We all have givens: basic assumptions that we develop and entrench during the course of our lives. I am probing these and highlighting the process by which we acquire knowledge and assimilate truth. Our world-views and belief systems rest largely on our foundational assumptions. Philosophers call these a priori givens, and they lie beneath the surface of our normal thought processes and provide us with the foundations on which we build our house of knowledge. Often we are ‘taught’ these foundational concepts and we accept them as true without real interrogation or testing. Once we have laid these foundation blocks we seldom, if ever, re-examine, let alone re-lay them. I want to ask you to look carefully at some of the foundational assumptions in your particular mental house of knowledge. As part of this process, I want to encourage you to loose yourself from over-reliance on the books, lectures, sermons, and teachings that have influenced your thinking. A lot of what we read and hear is good and true; however, much of what we accept as truth is based largely on the deductions and conclusions of others. Some of these opinions can withstand rigorous testing, but some cannot. The problem is that, in many cases, we accept both the solid and the crumbly as foundation stones in our house of knowledge.
Why are we often so undiscerning? Perhaps it is because we lay most of our knowledge foundations at an early age.
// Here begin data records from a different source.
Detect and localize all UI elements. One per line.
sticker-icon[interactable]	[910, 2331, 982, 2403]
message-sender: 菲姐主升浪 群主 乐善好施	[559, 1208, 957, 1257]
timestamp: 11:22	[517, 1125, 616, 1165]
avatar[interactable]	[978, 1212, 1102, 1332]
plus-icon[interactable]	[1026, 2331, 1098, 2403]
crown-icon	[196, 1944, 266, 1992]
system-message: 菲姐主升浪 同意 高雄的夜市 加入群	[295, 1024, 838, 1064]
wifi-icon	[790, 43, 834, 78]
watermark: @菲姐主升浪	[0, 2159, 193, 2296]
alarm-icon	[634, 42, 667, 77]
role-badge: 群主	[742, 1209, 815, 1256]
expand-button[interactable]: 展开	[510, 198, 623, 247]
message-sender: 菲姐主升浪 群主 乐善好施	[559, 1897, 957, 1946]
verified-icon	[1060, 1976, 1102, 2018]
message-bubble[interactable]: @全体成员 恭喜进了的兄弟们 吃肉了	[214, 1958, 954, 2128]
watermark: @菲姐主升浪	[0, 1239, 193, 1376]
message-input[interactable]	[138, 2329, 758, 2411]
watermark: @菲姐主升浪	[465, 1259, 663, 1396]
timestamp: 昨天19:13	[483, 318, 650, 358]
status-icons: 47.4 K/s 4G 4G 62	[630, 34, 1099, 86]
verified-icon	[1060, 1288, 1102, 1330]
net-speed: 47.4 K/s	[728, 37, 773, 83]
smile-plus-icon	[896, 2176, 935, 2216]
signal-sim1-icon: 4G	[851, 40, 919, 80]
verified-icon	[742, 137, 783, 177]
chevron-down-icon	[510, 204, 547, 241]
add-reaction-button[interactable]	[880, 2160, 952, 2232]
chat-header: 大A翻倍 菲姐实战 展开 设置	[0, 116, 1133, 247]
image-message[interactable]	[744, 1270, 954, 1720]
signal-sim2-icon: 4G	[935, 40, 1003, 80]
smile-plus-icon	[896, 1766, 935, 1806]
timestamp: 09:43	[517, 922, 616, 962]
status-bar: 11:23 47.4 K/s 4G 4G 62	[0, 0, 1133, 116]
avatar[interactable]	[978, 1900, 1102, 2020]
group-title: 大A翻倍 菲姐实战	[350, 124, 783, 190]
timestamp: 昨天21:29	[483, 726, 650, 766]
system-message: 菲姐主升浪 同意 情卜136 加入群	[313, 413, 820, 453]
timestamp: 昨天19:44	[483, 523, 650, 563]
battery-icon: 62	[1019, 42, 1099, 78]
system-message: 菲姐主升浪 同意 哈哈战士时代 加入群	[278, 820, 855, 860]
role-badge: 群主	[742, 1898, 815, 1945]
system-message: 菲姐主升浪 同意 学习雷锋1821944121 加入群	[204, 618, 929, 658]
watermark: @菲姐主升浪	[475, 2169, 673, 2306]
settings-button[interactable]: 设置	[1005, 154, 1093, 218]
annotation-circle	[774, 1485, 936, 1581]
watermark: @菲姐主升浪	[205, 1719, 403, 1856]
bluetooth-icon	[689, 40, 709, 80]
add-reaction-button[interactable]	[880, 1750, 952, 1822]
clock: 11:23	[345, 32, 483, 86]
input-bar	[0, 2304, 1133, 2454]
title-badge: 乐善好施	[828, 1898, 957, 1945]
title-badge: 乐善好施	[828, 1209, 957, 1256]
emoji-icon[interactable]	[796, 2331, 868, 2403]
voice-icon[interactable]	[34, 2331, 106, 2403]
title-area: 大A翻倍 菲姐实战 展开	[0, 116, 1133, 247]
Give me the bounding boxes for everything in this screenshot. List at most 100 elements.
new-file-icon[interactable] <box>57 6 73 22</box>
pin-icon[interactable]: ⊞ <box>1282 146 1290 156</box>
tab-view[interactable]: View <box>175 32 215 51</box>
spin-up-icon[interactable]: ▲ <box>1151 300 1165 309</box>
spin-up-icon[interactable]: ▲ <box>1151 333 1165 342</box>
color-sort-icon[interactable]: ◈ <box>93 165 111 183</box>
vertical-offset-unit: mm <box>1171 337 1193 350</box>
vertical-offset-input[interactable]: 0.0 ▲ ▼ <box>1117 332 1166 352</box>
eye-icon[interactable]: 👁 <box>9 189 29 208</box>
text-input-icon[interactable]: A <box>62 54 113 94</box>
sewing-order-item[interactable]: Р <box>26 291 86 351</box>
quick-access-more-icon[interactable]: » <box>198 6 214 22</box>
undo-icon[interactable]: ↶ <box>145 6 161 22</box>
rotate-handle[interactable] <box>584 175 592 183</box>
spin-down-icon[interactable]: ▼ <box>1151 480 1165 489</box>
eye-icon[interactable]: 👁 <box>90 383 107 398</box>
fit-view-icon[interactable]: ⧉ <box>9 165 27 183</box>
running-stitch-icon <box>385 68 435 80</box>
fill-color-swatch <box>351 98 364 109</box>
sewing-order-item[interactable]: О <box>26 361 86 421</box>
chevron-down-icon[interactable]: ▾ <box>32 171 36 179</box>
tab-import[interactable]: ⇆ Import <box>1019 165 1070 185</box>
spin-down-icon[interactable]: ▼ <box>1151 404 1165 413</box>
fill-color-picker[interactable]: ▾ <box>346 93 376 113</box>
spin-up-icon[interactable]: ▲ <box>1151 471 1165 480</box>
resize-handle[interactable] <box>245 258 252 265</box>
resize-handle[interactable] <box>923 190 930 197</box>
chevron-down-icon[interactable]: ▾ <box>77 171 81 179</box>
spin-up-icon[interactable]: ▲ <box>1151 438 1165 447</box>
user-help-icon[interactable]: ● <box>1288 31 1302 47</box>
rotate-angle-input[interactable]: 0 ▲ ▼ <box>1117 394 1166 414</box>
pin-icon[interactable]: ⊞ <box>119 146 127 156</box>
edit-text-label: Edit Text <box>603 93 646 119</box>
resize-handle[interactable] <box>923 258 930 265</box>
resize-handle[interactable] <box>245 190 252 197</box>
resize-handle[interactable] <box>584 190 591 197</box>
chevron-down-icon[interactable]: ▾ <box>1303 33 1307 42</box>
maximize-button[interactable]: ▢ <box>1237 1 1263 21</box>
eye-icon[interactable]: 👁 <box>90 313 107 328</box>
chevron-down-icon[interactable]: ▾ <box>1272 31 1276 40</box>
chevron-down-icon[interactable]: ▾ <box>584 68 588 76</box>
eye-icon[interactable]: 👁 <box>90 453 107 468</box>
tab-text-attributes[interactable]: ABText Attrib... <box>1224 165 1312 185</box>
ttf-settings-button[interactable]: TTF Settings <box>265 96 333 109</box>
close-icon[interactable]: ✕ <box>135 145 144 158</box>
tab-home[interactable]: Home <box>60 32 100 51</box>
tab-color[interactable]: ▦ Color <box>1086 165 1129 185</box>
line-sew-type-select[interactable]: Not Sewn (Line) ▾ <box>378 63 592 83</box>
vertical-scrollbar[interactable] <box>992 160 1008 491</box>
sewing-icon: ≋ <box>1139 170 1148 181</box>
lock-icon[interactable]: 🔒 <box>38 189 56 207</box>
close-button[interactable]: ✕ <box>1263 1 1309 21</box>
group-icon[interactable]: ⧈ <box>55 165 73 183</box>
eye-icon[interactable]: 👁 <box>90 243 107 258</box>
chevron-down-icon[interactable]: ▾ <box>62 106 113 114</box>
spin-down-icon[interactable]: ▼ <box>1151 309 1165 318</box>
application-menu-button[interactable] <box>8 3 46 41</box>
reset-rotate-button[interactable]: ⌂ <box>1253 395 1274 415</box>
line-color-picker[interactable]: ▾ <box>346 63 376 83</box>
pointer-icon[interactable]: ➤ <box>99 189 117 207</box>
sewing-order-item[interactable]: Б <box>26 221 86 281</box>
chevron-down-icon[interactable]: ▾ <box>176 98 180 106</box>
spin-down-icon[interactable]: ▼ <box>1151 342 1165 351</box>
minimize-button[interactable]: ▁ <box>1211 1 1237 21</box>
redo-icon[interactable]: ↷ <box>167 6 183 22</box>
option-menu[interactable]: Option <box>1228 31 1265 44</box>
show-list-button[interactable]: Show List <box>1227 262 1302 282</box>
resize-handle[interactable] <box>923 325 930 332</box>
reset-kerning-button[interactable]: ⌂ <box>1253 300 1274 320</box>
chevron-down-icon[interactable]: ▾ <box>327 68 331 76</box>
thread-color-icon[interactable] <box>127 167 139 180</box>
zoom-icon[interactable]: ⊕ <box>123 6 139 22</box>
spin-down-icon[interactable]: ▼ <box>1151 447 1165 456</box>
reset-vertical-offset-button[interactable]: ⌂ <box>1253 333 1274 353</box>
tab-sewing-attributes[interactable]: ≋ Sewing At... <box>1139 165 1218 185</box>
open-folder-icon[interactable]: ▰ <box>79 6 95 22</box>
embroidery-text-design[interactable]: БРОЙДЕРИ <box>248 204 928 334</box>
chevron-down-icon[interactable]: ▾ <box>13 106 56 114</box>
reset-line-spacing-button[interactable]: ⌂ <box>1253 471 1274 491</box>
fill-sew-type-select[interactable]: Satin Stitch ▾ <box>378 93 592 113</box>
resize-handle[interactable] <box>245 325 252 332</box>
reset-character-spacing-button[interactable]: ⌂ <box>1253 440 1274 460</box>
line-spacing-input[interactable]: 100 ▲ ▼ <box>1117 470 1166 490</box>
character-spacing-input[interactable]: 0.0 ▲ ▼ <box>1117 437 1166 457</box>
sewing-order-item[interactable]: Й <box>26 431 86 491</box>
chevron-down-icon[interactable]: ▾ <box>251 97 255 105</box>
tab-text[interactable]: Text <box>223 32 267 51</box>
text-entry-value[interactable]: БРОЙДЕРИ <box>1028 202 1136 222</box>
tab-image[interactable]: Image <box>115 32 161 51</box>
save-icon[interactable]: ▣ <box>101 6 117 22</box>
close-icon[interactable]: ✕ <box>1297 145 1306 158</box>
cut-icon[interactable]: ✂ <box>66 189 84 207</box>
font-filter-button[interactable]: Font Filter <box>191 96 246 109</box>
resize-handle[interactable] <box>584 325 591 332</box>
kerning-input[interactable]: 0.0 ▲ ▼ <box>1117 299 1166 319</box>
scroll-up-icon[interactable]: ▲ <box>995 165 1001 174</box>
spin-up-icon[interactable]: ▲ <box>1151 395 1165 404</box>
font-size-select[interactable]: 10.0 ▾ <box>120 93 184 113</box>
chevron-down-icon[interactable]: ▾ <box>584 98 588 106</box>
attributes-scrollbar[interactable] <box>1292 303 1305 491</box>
Perhaps it is because we have been programmed to accept as truth that which is pronounced convincingly by authority figures. Perhaps we are just mentally lazy. I hope to challenge your thinking on a number of ideas most Christians would regard as foundational: the a priori givens of our Christian world- view.
We are living in an age when, as in the days of Isaiah the prophet, “truth has stumbled in the streets”, and is “nowhere to be found” (Isaiah 59:14–15). In our day, we have reduced truth to just another aspect of personal or community preference. Relativism1 and pragmatism2 rule. The motto of the age is ‘If it appears to work for me, then it must be true’. This is not just prevalent in society, business, and politics, but is also a dominant mind-set within the church. I do not believe we should allow ourselves to default into this mind-set.
Pilate asked Jesus, “What is truth?” (John 18:38). We must be able to answer this question. However, through this book I want to attempt more than an answer to Pilate’s question. I want to go further and deeper and seek to uncover the very source of truth. We need to understand the nature of truth, but we also need to know from whence it comes. Not just ‘what is truth?’, but also ‘what is its source?’
1 Relativism is the theory that truth is not the same for all people; that there is no single, unchanging, and absolute truth concerning anything.
2 Pragmatism is the theory that truth is a matter of the practical usefulness of beliefs.